Originally land given free to settlers along the banks of the New Town Rivulet, this area eventually became known as the suburbs of New Town and Moonah.

==Geography==
New Town Rivulet forms most of the southern boundary.

==Road infrastructure==
National Route 1 (Brooker Highway) passes along the eastern boundary, from where several roads provide access to the locality.

==Today==
The key transport axis of the suburb is Main Road, which runs between Derwent Park to the north and New Town to the south. Metro Tasmania routes run along this corridor – formerly a tram route – with several stops in Moonah.
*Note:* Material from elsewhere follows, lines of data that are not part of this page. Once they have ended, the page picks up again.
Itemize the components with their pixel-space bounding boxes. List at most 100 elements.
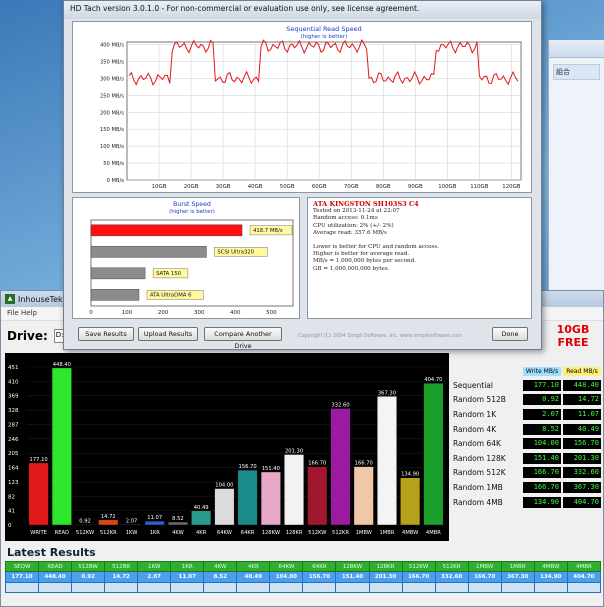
chart-category-label: 512KW xyxy=(308,530,326,536)
burst-chart-title: Burst Speed xyxy=(173,201,211,208)
upload-results-button[interactable]: Upload Results xyxy=(138,327,198,341)
table-row[interactable]: 177.10 448.40 0.92 14.72 2.07 11.07 8.52 40.49 1… xyxy=(4,571,602,583)
latest-empty-cell xyxy=(4,582,40,593)
burst-chart-subtitle: (higher is better) xyxy=(169,209,215,215)
chart-y-tick: 205 xyxy=(8,451,19,457)
latest-empty-cell xyxy=(467,582,502,593)
seq-x-tick: 70GB xyxy=(344,184,359,190)
write-value: 166.70 xyxy=(523,467,561,479)
latest-value-cell: 134.90 xyxy=(533,571,568,583)
latest-header-cell: 4KW xyxy=(203,561,238,572)
chart-bar xyxy=(260,471,281,526)
latest-header-cell: 512BR xyxy=(104,561,139,572)
write-column-header: Write MB/s xyxy=(523,367,561,376)
drive-info-panel: ATA KINGSTON SH103S3 C4 Tested on 2013-1… xyxy=(307,197,532,319)
latest-empty-cell xyxy=(302,582,337,593)
burst-bar-label: ATA UltraDMA 6 xyxy=(150,292,192,298)
test-name: Random 1MB xyxy=(453,482,503,492)
save-results-button[interactable]: Save Results xyxy=(78,327,134,341)
latest-empty-cell xyxy=(104,582,139,593)
latest-header-cell: 128KW xyxy=(335,561,370,572)
hdtach-button-bar: Save Results Upload Results Compare Anot… xyxy=(72,325,532,350)
app-logo-icon: ▲ xyxy=(5,294,15,304)
side-table-row: Sequential 177.10 448.40 xyxy=(453,378,601,393)
seq-x-tick: 50GB xyxy=(280,184,295,190)
results-side-table: Write MB/s Read MB/s Sequential 177.10 448… xyxy=(453,367,601,509)
write-value: 104.00 xyxy=(523,438,561,450)
chart-category-label: 512KW xyxy=(76,530,94,536)
seq-chart-title: Sequential Read Speed xyxy=(286,25,361,33)
cpu-utilization-value: CPU utilization: 2% (+/- 2%) xyxy=(313,222,394,229)
chart-y-tick: 410 xyxy=(8,379,19,385)
chart-bar xyxy=(98,519,119,526)
burst-x-tick: 100 xyxy=(122,310,133,316)
seq-y-tick: 350 MB/s xyxy=(100,59,124,65)
chart-category-label: 4MBW xyxy=(402,530,418,536)
chart-category-label: 4KW xyxy=(172,530,184,536)
chart-bar xyxy=(237,469,258,526)
test-name: Random 4MB xyxy=(453,497,503,507)
chart-bar xyxy=(121,524,142,526)
hdtach-window: HD Tach version 3.0.1.0 - For non-commer… xyxy=(63,0,542,350)
latest-empty-cell xyxy=(269,582,304,593)
test-date: Tested on 2013-11-24 at 22:07 xyxy=(313,208,400,215)
latest-empty-cell xyxy=(401,582,436,593)
chart-bar xyxy=(144,520,165,526)
latest-header-cell: 4KR xyxy=(236,561,271,572)
chart-value-label: 40.49 xyxy=(194,505,209,511)
chart-category-label: 512KR xyxy=(100,530,117,536)
drive-model: ATA KINGSTON SH103S3 C4 xyxy=(313,200,419,208)
side-table-row: Random 1K 2.07 11.07 xyxy=(453,407,601,422)
burst-x-tick: 0 xyxy=(89,310,93,316)
latest-empty-cell xyxy=(236,582,271,593)
latest-results-table: SEQW READ 512BW 512BR 1KW 1KR 4KW 4KR 64KW 64KR 12… xyxy=(4,561,602,593)
latest-value-cell: 201.30 xyxy=(368,571,403,583)
latest-value-cell: 2.07 xyxy=(137,571,172,583)
seq-x-tick: 110GB xyxy=(470,184,488,190)
seq-y-tick: 250 MB/s xyxy=(100,93,124,99)
burst-bar xyxy=(90,267,146,280)
latest-empty-cell xyxy=(533,582,568,593)
latest-header-cell: 1KW xyxy=(137,561,172,572)
latest-value-cell: 332.60 xyxy=(434,571,469,583)
latest-value-cell: 11.07 xyxy=(170,571,205,583)
chart-category-label: 4KR xyxy=(196,530,207,536)
explorer-organize-button[interactable]: 組合 xyxy=(553,64,600,80)
latest-value-cell: 177.10 xyxy=(4,571,40,583)
test-name: Random 512B xyxy=(453,395,506,405)
side-table-row: Random 512K 166.70 332.60 xyxy=(453,466,601,481)
seq-y-tick: 0 MB/s xyxy=(107,178,125,184)
hdtach-titlebar[interactable]: HD Tach version 3.0.1.0 - For non-commer… xyxy=(64,1,541,19)
chart-category-label: 1MBW xyxy=(356,530,372,536)
benchmark-bar-chart: 451 410 369 328 287 246 205 164 123 82 41 0 177.10 WR… xyxy=(5,353,449,541)
chart-y-tick: 328 xyxy=(8,408,19,414)
latest-value-cell: 40.49 xyxy=(236,571,271,583)
legend-note: Higher is better for average read. xyxy=(313,251,410,258)
chart-y-tick: 451 xyxy=(8,365,19,371)
compare-drive-button[interactable]: Compare Another Drive xyxy=(204,327,282,350)
burst-x-tick: 300 xyxy=(194,310,205,316)
test-name: Random 512K xyxy=(453,468,506,478)
chart-bar xyxy=(353,466,374,526)
latest-empty-cell xyxy=(38,582,73,593)
chart-bar xyxy=(284,454,305,526)
chart-y-tick: 0 xyxy=(8,523,12,529)
seq-y-tick: 150 MB/s xyxy=(100,127,124,133)
free-space-badge: 10GB FREE xyxy=(556,323,590,349)
write-value: 8.52 xyxy=(523,423,561,435)
chart-bar xyxy=(75,524,96,526)
read-value: 404.70 xyxy=(563,496,601,508)
chart-value-label: 166.70 xyxy=(308,461,326,467)
latest-value-cell: 166.70 xyxy=(401,571,436,583)
burst-bar xyxy=(90,224,243,237)
latest-empty-cell xyxy=(566,582,602,593)
chart-category-label: 512KR xyxy=(332,530,349,536)
table-row[interactable] xyxy=(4,582,602,593)
latest-header-cell: 128KR xyxy=(368,561,403,572)
seq-plot-area xyxy=(126,41,522,181)
chart-category-label: 64KW xyxy=(217,530,232,536)
chart-bar xyxy=(191,510,212,526)
latest-header-cell: 1MBW xyxy=(467,561,502,572)
done-button[interactable]: Done xyxy=(492,327,528,341)
latest-header-cell: 1MBR xyxy=(500,561,535,572)
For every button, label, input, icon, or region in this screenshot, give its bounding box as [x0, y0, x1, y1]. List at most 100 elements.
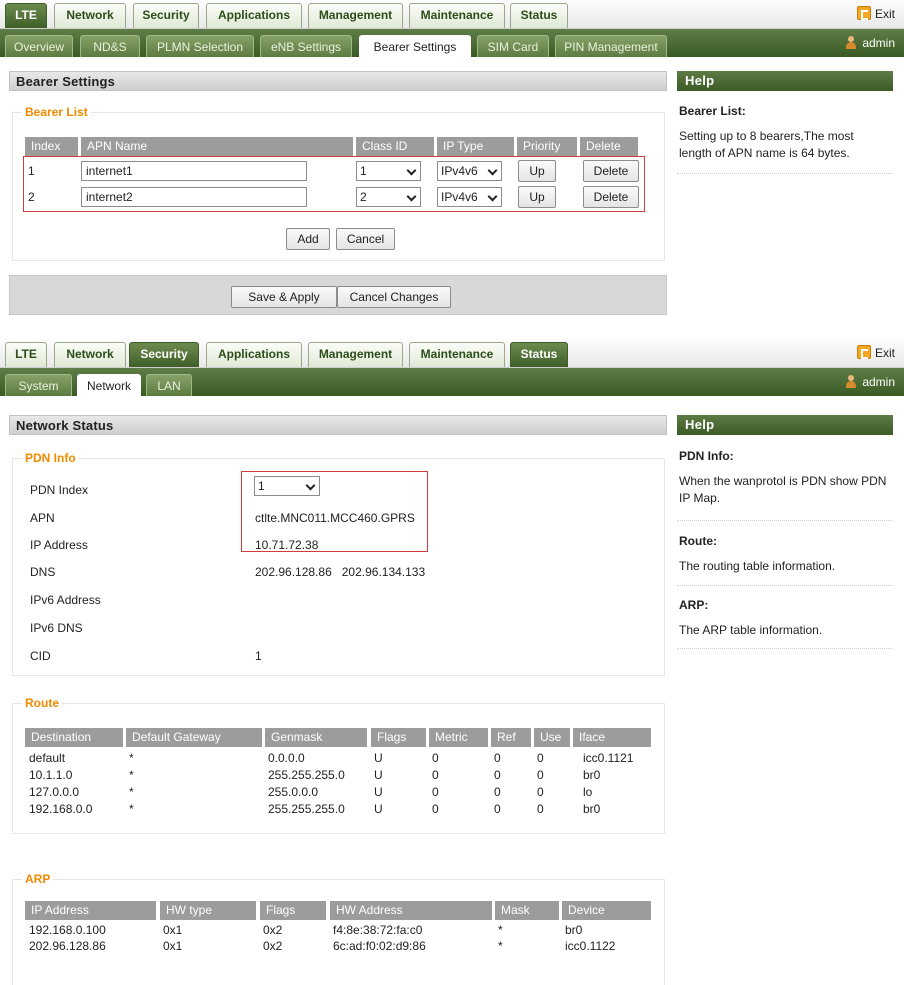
- col-ip-type: IP Type: [437, 137, 514, 156]
- tab-network[interactable]: Network: [54, 3, 126, 28]
- arp-device: br0: [565, 923, 583, 937]
- route-flags: U: [374, 785, 383, 799]
- route-metric: 0: [432, 785, 439, 799]
- cancel-changes-button[interactable]: Cancel Changes: [337, 286, 451, 308]
- arp-ip-address: 192.168.0.100: [29, 923, 106, 937]
- subtab-nds[interactable]: ND&S: [80, 35, 140, 57]
- tab-network[interactable]: Network: [54, 342, 126, 367]
- route-metric: 0: [432, 802, 439, 816]
- top-nav: LTE Network Security Applications Manage…: [0, 339, 904, 368]
- route-use: 0: [537, 768, 544, 782]
- exit-label: Exit: [874, 7, 895, 21]
- route-iface: icc0.1121: [583, 751, 634, 765]
- route-flags: U: [374, 802, 383, 816]
- subtab-lan[interactable]: LAN: [146, 374, 192, 396]
- user-indicator: admin: [846, 34, 895, 52]
- route-destination: 192.168.0.0: [29, 802, 93, 816]
- route-flags: U: [374, 768, 383, 782]
- route-ref: 0: [494, 785, 501, 799]
- col-default-gateway: Default Gateway: [126, 728, 262, 747]
- arp-mask: *: [498, 939, 503, 953]
- route-ref: 0: [494, 802, 501, 816]
- col-genmask: Genmask: [265, 728, 367, 747]
- tab-security[interactable]: Security: [129, 342, 199, 367]
- route-genmask: 255.0.0.0: [268, 785, 319, 799]
- tab-maintenance[interactable]: Maintenance: [409, 3, 505, 28]
- subtab-network[interactable]: Network: [77, 374, 141, 396]
- subtab-bearer-settings[interactable]: Bearer Settings: [359, 35, 471, 57]
- route-ref: 0: [494, 768, 501, 782]
- tab-applications[interactable]: Applications: [206, 342, 302, 367]
- add-button[interactable]: Add: [286, 228, 330, 250]
- dns-value: 202.96.128.86 202.96.134.133: [255, 565, 426, 579]
- col-mask: Mask: [495, 901, 559, 920]
- col-device: Device: [562, 901, 651, 920]
- col-index: Index: [25, 137, 78, 156]
- save-apply-button[interactable]: Save & Apply: [231, 286, 337, 308]
- sub-nav: System Network LAN admin: [0, 368, 904, 396]
- help-header: Help: [677, 415, 893, 435]
- arp-ip-address: 202.96.128.86: [29, 939, 106, 953]
- tab-status[interactable]: Status: [510, 342, 568, 367]
- help-divider: [677, 585, 893, 586]
- route-metric: 0: [432, 751, 439, 765]
- tab-lte[interactable]: LTE: [5, 3, 47, 28]
- arp-mask: *: [498, 923, 503, 937]
- col-priority: Priority: [517, 137, 577, 156]
- exit-link[interactable]: Exit: [856, 4, 895, 24]
- tab-lte[interactable]: LTE: [5, 342, 47, 367]
- exit-icon: [856, 345, 871, 359]
- col-iface: Iface: [573, 728, 651, 747]
- route-iface: br0: [583, 802, 601, 816]
- user-icon: [846, 375, 857, 388]
- arp-flags: 0x2: [263, 939, 283, 953]
- col-flags: Flags: [371, 728, 426, 747]
- route-gateway: *: [129, 785, 134, 799]
- col-destination: Destination: [25, 728, 123, 747]
- user-name: admin: [862, 36, 895, 50]
- tab-management[interactable]: Management: [308, 342, 403, 367]
- tab-applications[interactable]: Applications: [206, 3, 302, 28]
- col-ip-address: IP Address: [25, 901, 156, 920]
- arp-legend: ARP: [25, 872, 51, 886]
- subtab-pin-management[interactable]: PIN Management: [555, 35, 667, 57]
- tab-management[interactable]: Management: [308, 3, 403, 28]
- section-title: Network Status: [9, 415, 667, 435]
- col-ref: Ref: [491, 728, 531, 747]
- tab-status[interactable]: Status: [510, 3, 568, 28]
- subtab-sim-card[interactable]: SIM Card: [477, 35, 549, 57]
- help-text-pdn: When the wanprotol is PDN show PDN IP Ma…: [679, 474, 887, 505]
- pdn-info-legend: PDN Info: [25, 451, 76, 465]
- arp-hw-type: 0x1: [163, 939, 183, 953]
- tab-security[interactable]: Security: [133, 3, 199, 28]
- highlight-box: [23, 156, 645, 212]
- route-genmask: 0.0.0.0: [268, 751, 305, 765]
- subtab-overview[interactable]: Overview: [5, 35, 73, 57]
- subtab-plmn-selection[interactable]: PLMN Selection: [146, 35, 254, 57]
- col-metric: Metric: [429, 728, 488, 747]
- ipv6-address-label: IPv6 Address: [30, 593, 101, 607]
- bearer-list-legend: Bearer List: [25, 105, 88, 119]
- route-ref: 0: [494, 751, 501, 765]
- help-text-route: The routing table information.: [679, 559, 836, 573]
- section-title: Bearer Settings: [9, 71, 667, 91]
- exit-link[interactable]: Exit: [856, 343, 895, 363]
- user-icon: [846, 36, 857, 49]
- tab-maintenance[interactable]: Maintenance: [409, 342, 505, 367]
- pdn-index-label: PDN Index: [30, 483, 89, 497]
- subtab-system[interactable]: System: [5, 374, 72, 396]
- col-hw-type: HW type: [160, 901, 256, 920]
- help-divider: [677, 520, 893, 521]
- help-header: Help: [677, 71, 893, 91]
- route-genmask: 255.255.255.0: [268, 802, 345, 816]
- route-use: 0: [537, 785, 544, 799]
- cancel-button[interactable]: Cancel: [336, 228, 395, 250]
- route-gateway: *: [129, 802, 134, 816]
- subtab-enb-settings[interactable]: eNB Settings: [260, 35, 352, 57]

The Moonah shopping district is located largely between Florence Street and Amy Street, and includes a range of retail shops, restaurants and cafes, offices, banks, service stations, a newsagent, an auction house and a post office.

Large areas of the suburb are residential. Industrial zones are found along Charles St, Sunderland St and Gormanston Rd. Moonah is home to a major office of the state water company TasWater.

Glenorchy City Council's Moonah Arts Centre opened in 2015 and hosts exhibitions, events and classes.

==Smelter contamination==
The Risdon Zinc Works (trading as Nyrstar Hobart) at nearby Lutana, which has been in operation since 1917, continues to produce heavy metal contaminants affecting the air, land and estuary waters surrounding Greater Hobart.

Drawing from data complied in the National Pollutant Inventory, a report by the Australian Conservation Foundation placed Hobart at number 6 of Australia's most polluted cities in 2018. The data identified medium levels of air pollution in postcodes 7009 (Moonah, Lutana, Derwent Park, West Moonah) and 7010 (Glenorchy, Rosetta, Montrose, Goodwood, Dowsing Point) with average air contaminate readings of 40% (nitric oxide (NO) and nitrogen dioxide (NO_{2})), and sulfur dioxide (SO_{2}) contributing 57% of airborne emissions.

The Tasmanian Planning Scheme does not require the Glenorchy City Council to notify prospective buyers about potential land contamination within the City of Glenorchy.